According to the Director of Programs, Institute of Product Leadership (IPL), Pinkesh Shah, there is an imperative need to re-skill the middle management and go beyond project execution skills to product and solution definition skills.
“India can no longer be seen as a cost arbitrage economy but one that creates new offerings, both for domestic and global markets. And re-skilling is the fastest way to get there, both from the corporate perspective and the individual career acceleration perspective,” Shah said.
Conceding that talent search has been a herculean task for companies with the rising demand for new technology skills, co-Founder and Chief Executive of Edureka, Lovleen Bhatia, said “it is more so at the middle level because such candidates are not available at campus like freshers. Middle managers are a vital bunch, susceptible to mid-career crisis, putting the individual and organisation at risk.”

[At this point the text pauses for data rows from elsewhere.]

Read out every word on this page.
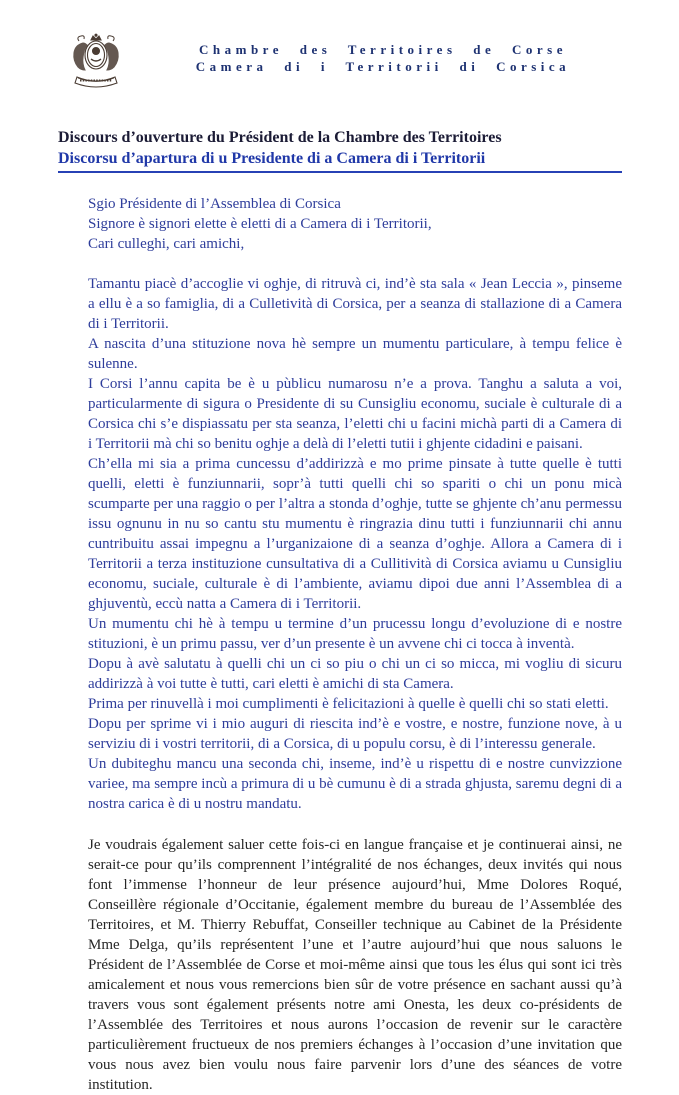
Chambre des Territoires de Corse
Camera di i Territorii di Corsica
Discours d’ouverture du Président de la Chambre des Territoires
Discorsu d’apartura di u Presidente di a Camera di i Territorii
Sgio Présidente di l’Assemblea di Corsica
Signore è signori elette è eletti di a Camera di i Territorii,
Cari culleghi, cari amichi,

Tamantu piacè d’accoglie vi oghje, di ritruvà ci, ind’è sta sala « Jean Leccia », pinseme a ellu è a so famiglia, di a Culletività di Corsica, per a seanza di stallazione di a Camera di i Territorii.

A nascita d’una stituzione nova hè sempre un mumentu particulare, à tempu felice è sulenne.

I Corsi l’annu capita be è u pùblicu numarosu n’e a prova. Tanghu a saluta a voi, particularmente di sigura o Presidente di su Cunsigliu economu, suciale è culturale di a Corsica chi s’e dispiassatu per sta seanza, l’eletti chi u facini michà parti di a Camera di i Territorii mà chi so benitu oghje a delà di l’eletti tutii i ghjente cidadini e paisani.

Ch’ella mi sia a prima cuncessu d’addirizzà e mo prime pinsate à tutte quelle è tutti quelli, eletti è funziunnarii, sopr’à tutti quelli chi so spariti o chi un ponu micà scumparte per una raggio o per l’altra a stonda d’oghje, tutte se ghjente ch’anu permessu issu ognunu in nu so cantu stu mumentu è ringrazia dinu tutti i funziunnarii chi annu cuntribuitu assai impegnu a l’urganizaione di a seanza d’oghje. Allora a Camera di i Territorii a terza instituzione cunsultativa di a Cullitività di Corsica aviamu u Cunsigliu economu, suciale, culturale è di l’ambiente, aviamu dipoi due anni l’Assemblea di a ghjuventù, eccù natta a Camera di i Territorii.

Un mumentu chi hè à tempu u termine d’un prucessu longu d’evoluzione di e nostre stituzioni, è un primu passu, ver d’un presente è un avvene chi ci tocca à inventà.

Dopu à avè salutatu à quelli chi un ci so piu o chi un ci so micca, mi vogliu di sicuru addirizzà à voi tutte è tutti, cari eletti è amichi di sta Camera.

Prima per rinuvellà i moi cumplimenti è felicitazioni à quelle è quelli chi so stati eletti.

Dopu per sprime vi i mio auguri di riescita ind’è e vostre, e nostre, funzione nove, à u serviziu di i vostri territorii, di a Corsica, di u populu corsu, è di l’interessu generale.

Un dubiteghu mancu una seconda chi, inseme, ind’è u rispettu di e nostre cunvizzione variee, ma sempre incù a primura di u bè cumunu è di a strada ghjusta, saremu degni di a nostra carica è di u nostru mandatu.

Je voudrais également saluer cette fois-ci en langue française et je continuerai ainsi, ne serait-ce pour qu’ils comprennent l’intégralité de nos échanges, deux invités qui nous font l’immense l’honneur de leur présence aujourd’hui, Mme Dolores Roqué, Conseillère régionale d’Occitanie, également membre du bureau de l’Assemblée des Territoires, et M. Thierry Rebuffat, Conseiller technique au Cabinet de la Présidente Mme Delga, qu’ils représentent l’une et l’autre aujourd’hui que nous saluons le Président de l’Assemblée de Corse et moi-même ainsi que tous les élus qui sont ici très amicalement et nous vous remercions bien sûr de votre présence en sachant aussi qu’à travers vous sont également présents notre ami Onesta, les deux co-présidents de l’Assemblée des Territoires et nous aurons l’occasion de revenir sur le caractère particulièrement fructueux de nos premiers échanges à l’occasion d’une invitation que vous nous avez bien voulu nous faire parvenir lors d’une des séances de votre institution.
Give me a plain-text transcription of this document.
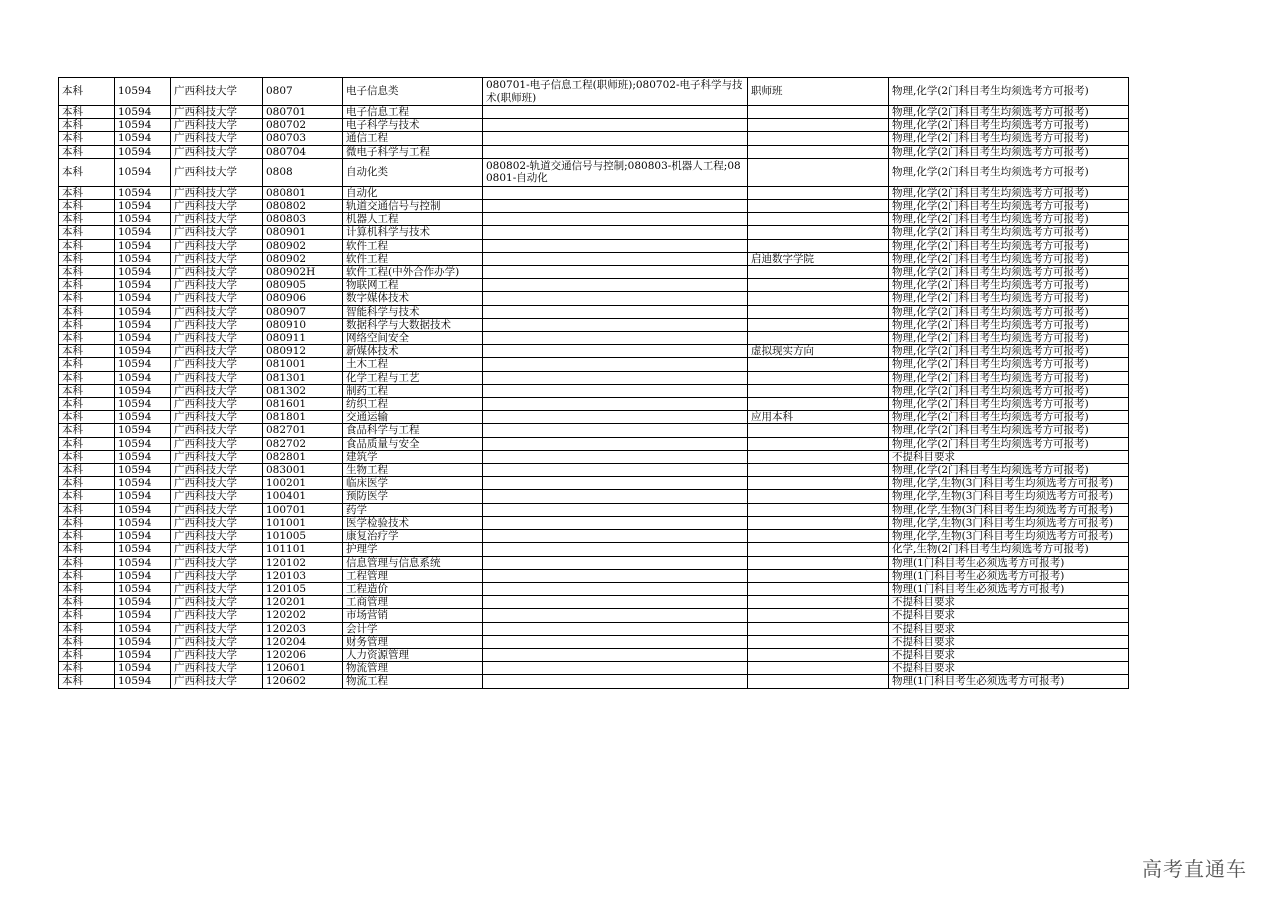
本科	10594	广西科技大学	0807	电子信息类	080701-电子信息工程(职师班);080702-电子科学与技术(职师班)	职师班	物理,化学(2门科目考生均须选考方可报考)
本科	10594	广西科技大学	080701	电子信息工程			物理,化学(2门科目考生均须选考方可报考)
本科	10594	广西科技大学	080702	电子科学与技术			物理,化学(2门科目考生均须选考方可报考)
本科	10594	广西科技大学	080703	通信工程			物理,化学(2门科目考生均须选考方可报考)
本科	10594	广西科技大学	080704	微电子科学与工程			物理,化学(2门科目考生均须选考方可报考)
本科	10594	广西科技大学	0808	自动化类	080802-轨道交通信号与控制;080803-机器人工程;080801-自动化		物理,化学(2门科目考生均须选考方可报考)
本科	10594	广西科技大学	080801	自动化			物理,化学(2门科目考生均须选考方可报考)
本科	10594	广西科技大学	080802	轨道交通信号与控制			物理,化学(2门科目考生均须选考方可报考)
本科	10594	广西科技大学	080803	机器人工程			物理,化学(2门科目考生均须选考方可报考)
本科	10594	广西科技大学	080901	计算机科学与技术			物理,化学(2门科目考生均须选考方可报考)
本科	10594	广西科技大学	080902	软件工程			物理,化学(2门科目考生均须选考方可报考)
本科	10594	广西科技大学	080902	软件工程		启迪数字学院	物理,化学(2门科目考生均须选考方可报考)
本科	10594	广西科技大学	080902H	软件工程(中外合作办学)			物理,化学(2门科目考生均须选考方可报考)
本科	10594	广西科技大学	080905	物联网工程			物理,化学(2门科目考生均须选考方可报考)
本科	10594	广西科技大学	080906	数字媒体技术			物理,化学(2门科目考生均须选考方可报考)
本科	10594	广西科技大学	080907	智能科学与技术			物理,化学(2门科目考生均须选考方可报考)
本科	10594	广西科技大学	080910	数据科学与大数据技术			物理,化学(2门科目考生均须选考方可报考)
本科	10594	广西科技大学	080911	网络空间安全			物理,化学(2门科目考生均须选考方可报考)
本科	10594	广西科技大学	080912	新媒体技术		虚拟现实方向	物理,化学(2门科目考生均须选考方可报考)
本科	10594	广西科技大学	081001	土木工程			物理,化学(2门科目考生均须选考方可报考)
本科	10594	广西科技大学	081301	化学工程与工艺			物理,化学(2门科目考生均须选考方可报考)
本科	10594	广西科技大学	081302	制药工程			物理,化学(2门科目考生均须选考方可报考)
本科	10594	广西科技大学	081601	纺织工程			物理,化学(2门科目考生均须选考方可报考)
本科	10594	广西科技大学	081801	交通运输		应用本科	物理,化学(2门科目考生均须选考方可报考)
本科	10594	广西科技大学	082701	食品科学与工程			物理,化学(2门科目考生均须选考方可报考)
本科	10594	广西科技大学	082702	食品质量与安全			物理,化学(2门科目考生均须选考方可报考)
本科	10594	广西科技大学	082801	建筑学			不提科目要求
本科	10594	广西科技大学	083001	生物工程			物理,化学(2门科目考生均须选考方可报考)
本科	10594	广西科技大学	100201	临床医学			物理,化学,生物(3门科目考生均须选考方可报考)
本科	10594	广西科技大学	100401	预防医学			物理,化学,生物(3门科目考生均须选考方可报考)
本科	10594	广西科技大学	100701	药学			物理,化学,生物(3门科目考生均须选考方可报考)
本科	10594	广西科技大学	101001	医学检验技术			物理,化学,生物(3门科目考生均须选考方可报考)
本科	10594	广西科技大学	101005	康复治疗学			物理,化学,生物(3门科目考生均须选考方可报考)
本科	10594	广西科技大学	101101	护理学			化学,生物(2门科目考生均须选考方可报考)
本科	10594	广西科技大学	120102	信息管理与信息系统			物理(1门科目考生必须选考方可报考)
本科	10594	广西科技大学	120103	工程管理			物理(1门科目考生必须选考方可报考)
本科	10594	广西科技大学	120105	工程造价			物理(1门科目考生必须选考方可报考)
本科	10594	广西科技大学	120201	工商管理			不提科目要求
本科	10594	广西科技大学	120202	市场营销			不提科目要求
本科	10594	广西科技大学	120203	会计学			不提科目要求
本科	10594	广西科技大学	120204	财务管理			不提科目要求
本科	10594	广西科技大学	120206	人力资源管理			不提科目要求
本科	10594	广西科技大学	120601	物流管理			不提科目要求
本科	10594	广西科技大学	120602	物流工程			物理(1门科目考生必须选考方可报考)
高考直通车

“There are middle managers who are victims of identity, role and authority confusion due to their inability to keep pace with the changing role of their jobs, particularly in the IT domain, where technology changes every fourth day,” the Edureka chief said.
“The issue is not peculiar to IT but multiple sectors,” said Unicom's co-founder and Chief Executive Nitesh Naveen, adding, “when middle-level managers are unable to embrace newer skills that are in global demand, the pressure mounts, creating a bottleneck in the organisation's performance. The organisation is forced into a corner where it can neither fire the existing candidate nor hire a worthy one. It is important for middle managers to know business and adapt to change.”
Employability
Employability is a major issue across sectors and even the Government has realised the need for India to scale up its skilling efforts.
Unicom has created options for both online and off-line courses to skill up some of the hottest IT-domains such as agile, big data, the Internet of Things, cloud, etc.
Naveen says that all candidates do not come up with similar learning capabilities. The workshop learning module, therefore, is considered best to address the issue with more certainty.
“While online has the power to reach a wider audience, candidates still prefer the off-line option. Online learning will grow, but it cannot possibly replace the brick and mortar style because candidates are more confident of getting their problems clarified on ground, the Unicom chief said.
‘Learning by Doing’ is the pedagogy at every new-age business school and we (at IPL) embrace that, said Shah.
Stating that there is always a lag in incorporating new domains in the syllabus in tech institutes, Bhatia said “you have very few or no specialised teachers or professors to teach them. Hence, the only alternative is to learn from veterans of those industries. Education providers would have to build diverse platforms or models, so industry veterans can connect with the students, start building the course structure ahead of demand.”
Citing a report that hailed India's top software company of bagging a $200-million worth contract for developing an app store for a large US bank, Bhatia said “but the company ultimately ended up paying thrice the billing rate to a group of freelance Python programmers in the US, as there was a lack of skilled programmers suitable for the job within the organisation,” emphasising the importance of skilling.
Online education
While training institutes consider online education an alternative to bridge skill gaps and address industry needs faster, Naveen perceives that no one medium can be the only way out. “It is important to go for a blended model, depending upon the skills that need to be imparted.”
Bhatia feels that virtual classroom models and realtime instructor-led live tutorials and peer-to-peer talks would be more apt for learning niche tech subjects, while the IPL Director contends that experiential learning, which can be delivered online or offline (campus), is the need of the hour.
Trainers emphasised the criticality of continuous learning and re-skilling by stating that this would be the only way to stay ahead of the next big disruptive change.